Bloqueio Duplo SRAA: Riscos da Combinação IECA e BRA

Santa Casa de São Carlos (SP) — Prova 2019

Enunciado

Duas drogas em pacientes com doença vascular ou diabetes com alto risco foram comparados no estudo, IECA ramipril e o BRA telmisartan e uma combinação. Mais eventos adversos foram observados em pacientes randomizados para terapia combinada.
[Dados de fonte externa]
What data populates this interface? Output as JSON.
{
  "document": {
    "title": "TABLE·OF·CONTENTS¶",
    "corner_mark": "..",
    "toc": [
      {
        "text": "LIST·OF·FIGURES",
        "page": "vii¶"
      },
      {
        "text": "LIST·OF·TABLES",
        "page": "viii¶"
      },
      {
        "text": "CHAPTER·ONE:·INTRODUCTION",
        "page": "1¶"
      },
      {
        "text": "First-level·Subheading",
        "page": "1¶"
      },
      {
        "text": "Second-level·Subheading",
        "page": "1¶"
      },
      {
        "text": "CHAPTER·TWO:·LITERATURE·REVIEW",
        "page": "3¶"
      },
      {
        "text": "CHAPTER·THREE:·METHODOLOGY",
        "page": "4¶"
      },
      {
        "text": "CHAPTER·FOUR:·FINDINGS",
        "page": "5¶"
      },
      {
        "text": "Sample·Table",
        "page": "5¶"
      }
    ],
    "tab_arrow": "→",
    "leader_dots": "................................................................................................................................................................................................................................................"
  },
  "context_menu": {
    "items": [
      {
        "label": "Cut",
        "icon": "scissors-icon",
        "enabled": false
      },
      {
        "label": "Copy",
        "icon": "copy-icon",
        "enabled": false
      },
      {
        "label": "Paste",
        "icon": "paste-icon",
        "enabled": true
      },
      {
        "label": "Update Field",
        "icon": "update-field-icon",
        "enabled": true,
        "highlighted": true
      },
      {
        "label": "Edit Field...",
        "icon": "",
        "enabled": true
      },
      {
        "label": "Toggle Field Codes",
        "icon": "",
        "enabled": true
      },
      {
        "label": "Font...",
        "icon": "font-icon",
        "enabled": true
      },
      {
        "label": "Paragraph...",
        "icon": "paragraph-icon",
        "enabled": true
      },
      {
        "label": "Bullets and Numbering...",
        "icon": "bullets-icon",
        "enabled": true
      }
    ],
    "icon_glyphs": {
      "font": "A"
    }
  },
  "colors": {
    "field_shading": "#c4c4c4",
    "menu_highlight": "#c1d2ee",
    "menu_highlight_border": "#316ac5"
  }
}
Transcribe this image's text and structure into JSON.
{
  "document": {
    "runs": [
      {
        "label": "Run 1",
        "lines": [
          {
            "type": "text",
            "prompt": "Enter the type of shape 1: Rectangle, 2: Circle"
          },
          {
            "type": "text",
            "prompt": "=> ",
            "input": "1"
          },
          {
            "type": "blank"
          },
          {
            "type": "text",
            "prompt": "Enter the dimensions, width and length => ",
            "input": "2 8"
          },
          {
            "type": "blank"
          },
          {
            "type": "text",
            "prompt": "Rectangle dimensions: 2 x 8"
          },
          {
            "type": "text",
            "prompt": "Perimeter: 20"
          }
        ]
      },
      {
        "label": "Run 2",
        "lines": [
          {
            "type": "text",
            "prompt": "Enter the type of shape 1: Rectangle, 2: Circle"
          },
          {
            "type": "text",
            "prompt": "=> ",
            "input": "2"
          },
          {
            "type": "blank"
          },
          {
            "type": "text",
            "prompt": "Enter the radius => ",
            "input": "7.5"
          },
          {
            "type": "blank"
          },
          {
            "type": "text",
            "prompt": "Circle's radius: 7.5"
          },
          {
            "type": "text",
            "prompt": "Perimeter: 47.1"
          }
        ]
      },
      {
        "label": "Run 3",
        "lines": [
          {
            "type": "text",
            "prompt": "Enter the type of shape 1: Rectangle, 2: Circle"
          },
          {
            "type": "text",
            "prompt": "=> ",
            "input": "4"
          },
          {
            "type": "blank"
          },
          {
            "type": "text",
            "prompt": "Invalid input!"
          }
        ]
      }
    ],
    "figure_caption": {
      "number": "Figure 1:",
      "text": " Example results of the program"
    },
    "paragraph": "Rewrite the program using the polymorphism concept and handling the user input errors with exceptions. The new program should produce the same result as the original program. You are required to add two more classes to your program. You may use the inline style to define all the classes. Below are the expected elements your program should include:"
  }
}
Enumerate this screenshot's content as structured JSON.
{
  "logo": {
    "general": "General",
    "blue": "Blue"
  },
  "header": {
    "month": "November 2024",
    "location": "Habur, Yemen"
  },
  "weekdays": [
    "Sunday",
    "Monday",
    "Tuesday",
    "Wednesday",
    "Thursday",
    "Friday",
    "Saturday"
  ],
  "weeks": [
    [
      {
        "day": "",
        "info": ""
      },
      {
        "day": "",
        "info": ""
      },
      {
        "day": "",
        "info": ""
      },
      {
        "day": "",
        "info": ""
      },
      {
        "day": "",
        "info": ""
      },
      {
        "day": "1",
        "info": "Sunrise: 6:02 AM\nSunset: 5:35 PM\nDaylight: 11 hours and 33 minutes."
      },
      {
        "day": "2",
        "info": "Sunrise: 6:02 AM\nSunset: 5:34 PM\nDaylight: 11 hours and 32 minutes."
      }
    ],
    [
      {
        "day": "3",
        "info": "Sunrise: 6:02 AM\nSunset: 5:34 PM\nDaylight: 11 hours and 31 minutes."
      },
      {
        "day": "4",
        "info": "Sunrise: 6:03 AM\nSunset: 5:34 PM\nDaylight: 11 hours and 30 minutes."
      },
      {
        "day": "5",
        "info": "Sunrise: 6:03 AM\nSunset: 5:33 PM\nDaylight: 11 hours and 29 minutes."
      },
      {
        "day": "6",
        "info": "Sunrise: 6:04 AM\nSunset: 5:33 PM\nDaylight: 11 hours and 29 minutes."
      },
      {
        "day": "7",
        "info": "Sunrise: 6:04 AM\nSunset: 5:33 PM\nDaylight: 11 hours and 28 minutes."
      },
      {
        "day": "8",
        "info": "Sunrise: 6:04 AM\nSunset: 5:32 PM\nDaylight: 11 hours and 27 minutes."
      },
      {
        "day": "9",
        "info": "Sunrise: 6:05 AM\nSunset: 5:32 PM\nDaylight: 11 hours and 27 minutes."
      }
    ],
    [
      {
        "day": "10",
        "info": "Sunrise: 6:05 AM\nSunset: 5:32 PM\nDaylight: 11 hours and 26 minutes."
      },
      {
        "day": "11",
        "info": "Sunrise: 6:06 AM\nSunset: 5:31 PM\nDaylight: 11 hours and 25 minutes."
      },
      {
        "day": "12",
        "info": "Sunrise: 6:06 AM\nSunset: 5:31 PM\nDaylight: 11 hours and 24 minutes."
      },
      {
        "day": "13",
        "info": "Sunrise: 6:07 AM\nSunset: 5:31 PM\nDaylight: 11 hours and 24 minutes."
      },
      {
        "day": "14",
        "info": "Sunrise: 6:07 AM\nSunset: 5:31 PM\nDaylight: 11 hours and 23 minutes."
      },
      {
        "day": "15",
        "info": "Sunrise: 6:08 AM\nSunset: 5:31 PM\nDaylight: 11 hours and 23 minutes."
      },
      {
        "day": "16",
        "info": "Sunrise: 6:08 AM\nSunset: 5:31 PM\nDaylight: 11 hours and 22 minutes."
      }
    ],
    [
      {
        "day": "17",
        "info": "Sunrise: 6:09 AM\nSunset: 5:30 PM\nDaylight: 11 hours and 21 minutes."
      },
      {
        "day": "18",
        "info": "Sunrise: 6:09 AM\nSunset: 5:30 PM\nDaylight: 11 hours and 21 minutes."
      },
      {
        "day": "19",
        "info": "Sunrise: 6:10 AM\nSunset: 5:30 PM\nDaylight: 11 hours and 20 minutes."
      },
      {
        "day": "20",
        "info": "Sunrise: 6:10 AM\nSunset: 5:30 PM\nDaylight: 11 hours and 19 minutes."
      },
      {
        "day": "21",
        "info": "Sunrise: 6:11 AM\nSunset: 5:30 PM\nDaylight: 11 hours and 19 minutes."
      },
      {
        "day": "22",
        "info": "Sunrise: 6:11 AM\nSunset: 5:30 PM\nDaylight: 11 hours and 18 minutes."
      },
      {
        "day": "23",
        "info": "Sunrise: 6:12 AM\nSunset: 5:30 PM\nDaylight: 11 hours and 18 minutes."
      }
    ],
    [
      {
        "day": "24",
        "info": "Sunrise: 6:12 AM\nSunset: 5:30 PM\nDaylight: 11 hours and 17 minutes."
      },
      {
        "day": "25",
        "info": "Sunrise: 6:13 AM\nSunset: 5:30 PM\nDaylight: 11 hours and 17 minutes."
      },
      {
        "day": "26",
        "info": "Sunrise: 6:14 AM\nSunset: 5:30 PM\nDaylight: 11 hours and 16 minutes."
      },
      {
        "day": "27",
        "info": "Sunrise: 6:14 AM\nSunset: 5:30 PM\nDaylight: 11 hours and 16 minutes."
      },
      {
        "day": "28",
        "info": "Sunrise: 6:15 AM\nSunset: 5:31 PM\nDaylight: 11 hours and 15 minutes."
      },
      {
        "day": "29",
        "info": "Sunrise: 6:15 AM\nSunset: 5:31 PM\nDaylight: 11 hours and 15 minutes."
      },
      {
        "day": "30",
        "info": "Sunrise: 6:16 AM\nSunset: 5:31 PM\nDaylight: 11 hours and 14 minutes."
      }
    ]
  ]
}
Assim pode ser aceito o seguinte item:

Alternativas

  1. A) Em conclusão, a combinação dos dois fármacos não esteve associada a maiores taxas de eventos adversos, sem evidências de grandes benefícios.
  2. B) Em conclusão, a combinação dos dois fármacos esteve associada a maiores taxas de eventos adversos, sem evidências de grandes benefícios.
  3. C) Em conclusão, a combinação dos dois fármacos esteve associada a menores taxas de eventos adversos, sem evidências de grandes benefícios.
  4. D) Em conclusão, a combinação dos dois fármacos esteve associada a maiores taxas de eventos adversos, mas com evidências de grandes benefícios.

Pérola Clínica

Bloqueio duplo SRAA (IECA + BRA) → ↑ eventos adversos (hipercalemia, IRA, hipotensão) sem benefício adicional na maioria dos pacientes.

Resumo-Chave

A combinação de um IECA e um BRA (bloqueio duplo do Sistema Renina-Angiotensina-Aldosterona) em pacientes de alto risco, como aqueles com doença vascular ou diabetes, geralmente não oferece benefícios cardiovasculares adicionais e está associada a um aumento significativo de eventos adversos, como hipercalemia, hipotensão e insuficiência renal aguda.

Contexto Educacional

O Sistema Renina-Angiotensina-Aldosterona (SRAA) desempenha um papel crucial na regulação da pressão arterial e do equilíbrio hidroeletrolítico. O bloqueio do SRAA com inibidores da enzima conversora de angiotensina (IECA) ou bloqueadores do receptor de angiotensina (BRA) é uma estratégia terapêutica fundamental para diversas condições cardiovasculares, como hipertensão, insuficiência cardíaca e nefropatia diabética. A questão aborda a combinação de um IECA (ramipril) e um BRA (telmisartan), conhecida como bloqueio duplo do SRAA. Embora a lógica de um bloqueio mais completo possa parecer atraente, grandes estudos clínicos, como o ONTARGET, demonstraram que essa combinação não oferece benefícios cardiovasculares adicionais significativos em pacientes de alto risco (com doença vascular estabelecida ou diabetes) e, de fato, aumenta a incidência de eventos adversos graves. Os principais eventos adversos observados com o bloqueio duplo incluem hipercalemia (devido à redução da secreção de aldosterona), hipotensão sintomática e piora da função renal, podendo precipitar insuficiência renal aguda. Portanto, as diretrizes atuais desaconselham fortemente o uso rotineiro da combinação de IECA e BRA, priorizando a monoterapia ou a combinação com outras classes de anti-hipertensivos quando necessário.

Perguntas Frequentes

Por que a combinação de IECA e BRA é desaconselhada na maioria dos pacientes?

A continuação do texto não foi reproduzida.